Nucléaire de 4e génération : accord sur le réacteur Astrid

Le prototype Astrid devra apporter une technologie de rupture en matière de sécurité et de performance environnementale

Le CEA et Bouygues Construction ont signé un accord de collaboration pour les études de conception du génie civil du projet Astrid. Ce démonstrateur prévu pour 2020 devra incarner la réponse française à la nécessité de développer des réacteurs de ''quatrième génération'', plus sûrs et plus durables.

Le projet de réacteur à neutrons rapides refroidi au sodium Astrid prendra corps avec Bouygues. Le Commissariat à l'énergie atomique (CEA), maitre d’ouvrage du projet, a confié à l’entreprise la conception du génie civil pour la phase d’études, qui se poursuivra jusqu’en 2017. Le prototype, d’une puissance de 600 MW électriques devrait être construit à l’horizon 2020.

Croiser les compétences

La collaboration entre le CEA et Bouygues Construction permettra de croiser les apports des équipes de R&D du CEA avec l’expérience industrielle de Bouygues Construction. L’ingénieriste se chargera d’évaluer les différentes options de conception de l’îlot nucléaire, poursuivant notamment la R&D sur les bétons de structure. La stratégie du CEA vise à intégrer, dès la phase de conception, l’expérience industrielle dans tous les domaines du prototype.

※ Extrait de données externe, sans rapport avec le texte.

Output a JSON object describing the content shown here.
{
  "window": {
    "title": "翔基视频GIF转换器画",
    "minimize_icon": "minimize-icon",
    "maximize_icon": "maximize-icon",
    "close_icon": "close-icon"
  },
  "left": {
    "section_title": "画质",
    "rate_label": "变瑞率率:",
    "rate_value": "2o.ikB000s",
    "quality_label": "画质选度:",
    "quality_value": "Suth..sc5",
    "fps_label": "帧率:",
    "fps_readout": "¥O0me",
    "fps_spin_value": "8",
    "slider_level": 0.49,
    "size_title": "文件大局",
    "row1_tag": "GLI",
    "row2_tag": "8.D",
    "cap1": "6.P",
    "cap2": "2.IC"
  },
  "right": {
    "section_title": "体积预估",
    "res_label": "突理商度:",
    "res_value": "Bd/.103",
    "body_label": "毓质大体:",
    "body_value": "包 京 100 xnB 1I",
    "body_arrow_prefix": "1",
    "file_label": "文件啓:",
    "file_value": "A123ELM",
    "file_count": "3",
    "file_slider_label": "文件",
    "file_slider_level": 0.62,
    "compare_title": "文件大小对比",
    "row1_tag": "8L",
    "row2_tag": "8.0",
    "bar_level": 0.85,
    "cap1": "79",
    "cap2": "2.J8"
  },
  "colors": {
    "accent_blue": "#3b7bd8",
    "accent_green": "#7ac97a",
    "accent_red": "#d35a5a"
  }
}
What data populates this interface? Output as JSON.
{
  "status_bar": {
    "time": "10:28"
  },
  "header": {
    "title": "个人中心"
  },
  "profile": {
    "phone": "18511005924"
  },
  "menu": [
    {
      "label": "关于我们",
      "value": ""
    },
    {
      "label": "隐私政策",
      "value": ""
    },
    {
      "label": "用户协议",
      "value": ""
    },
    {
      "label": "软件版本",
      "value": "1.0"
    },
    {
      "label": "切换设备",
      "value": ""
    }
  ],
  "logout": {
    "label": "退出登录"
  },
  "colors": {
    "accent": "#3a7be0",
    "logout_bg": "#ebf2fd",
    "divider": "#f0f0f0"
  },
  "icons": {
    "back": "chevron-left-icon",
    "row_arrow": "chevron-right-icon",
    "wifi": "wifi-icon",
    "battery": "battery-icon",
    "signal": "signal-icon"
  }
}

Le CEA se concentre ainsi sur la substantifique moelle du réacteur : son architecture d’ensemble, son cœur et son combustible. D’autres lots spécifiques sont confiés à des partenaires industriels, au rang desquels Areva (chaudière, le contrôle commande et les auxiliaires nucléaires), EDF (assistance à maîtrise d’ouvrage, études de sûreté), Alstom (système de conversion d’énergie eau-vapeur et gaz), Comex Nucléaire (robotique et manutention), Jacobs France (moyens communs et infrastructures) et Toshiba (pompes électromagnétiques de grande taille).

Plus sûr, plus durable

Le nucléaire de quatrième génération est développé sous l’initiative du forum international Génération IV. Pour le moment, six concepts préliminaires sont en concurrence, chacun étant développé par un pays. Tous portent une rupture technologique par rapport aux actuels réacteurs de deuxième et troisième génération. L’exploitation industrielle de ce nouveau type de réacteurs, prévue pour l’horizon 2040 dans les feuilles de route internationales, devra apporter un progrès significatif en matière de sécurité et de durabilité.

Le cahier des charges d’Astrid lui impose ainsi d’utiliser la totalité du minerai d'uranium et non simplement l'infime partie composée d'uranium fissile. Le prototype devra aussi démontrer sa capacité à « transmuter les actinides mineurs », c’est à dire de consommer des déchets ultimes pour réduire leur dangerosité.

Rendez-vous fin 2012

Astrid devra surtout rassurer. Le réacteur expérimental Superphénix, reposant également sur les neutrons rapides refroidi au sodium, avait dû être arrêté prématurément en 1998. Le principal défi posé par cette technologique réside dans le circuit de circulation du sodium liquide, extrêmement réactif à l’humidité de l’air.

Le prochain rendez-vous capital dans le calendrier d’Astrid est prévu à la fin de l’année. Le gouvernement doit y examiner un rapport d’étape fixant les orientations technologiques et industrielles du projet. Et donner son aval pour la suite des opérations. Un sujet de choix pour le débat national sur la transition énergétique, prévu par le gouvernement pour la mi-septembre.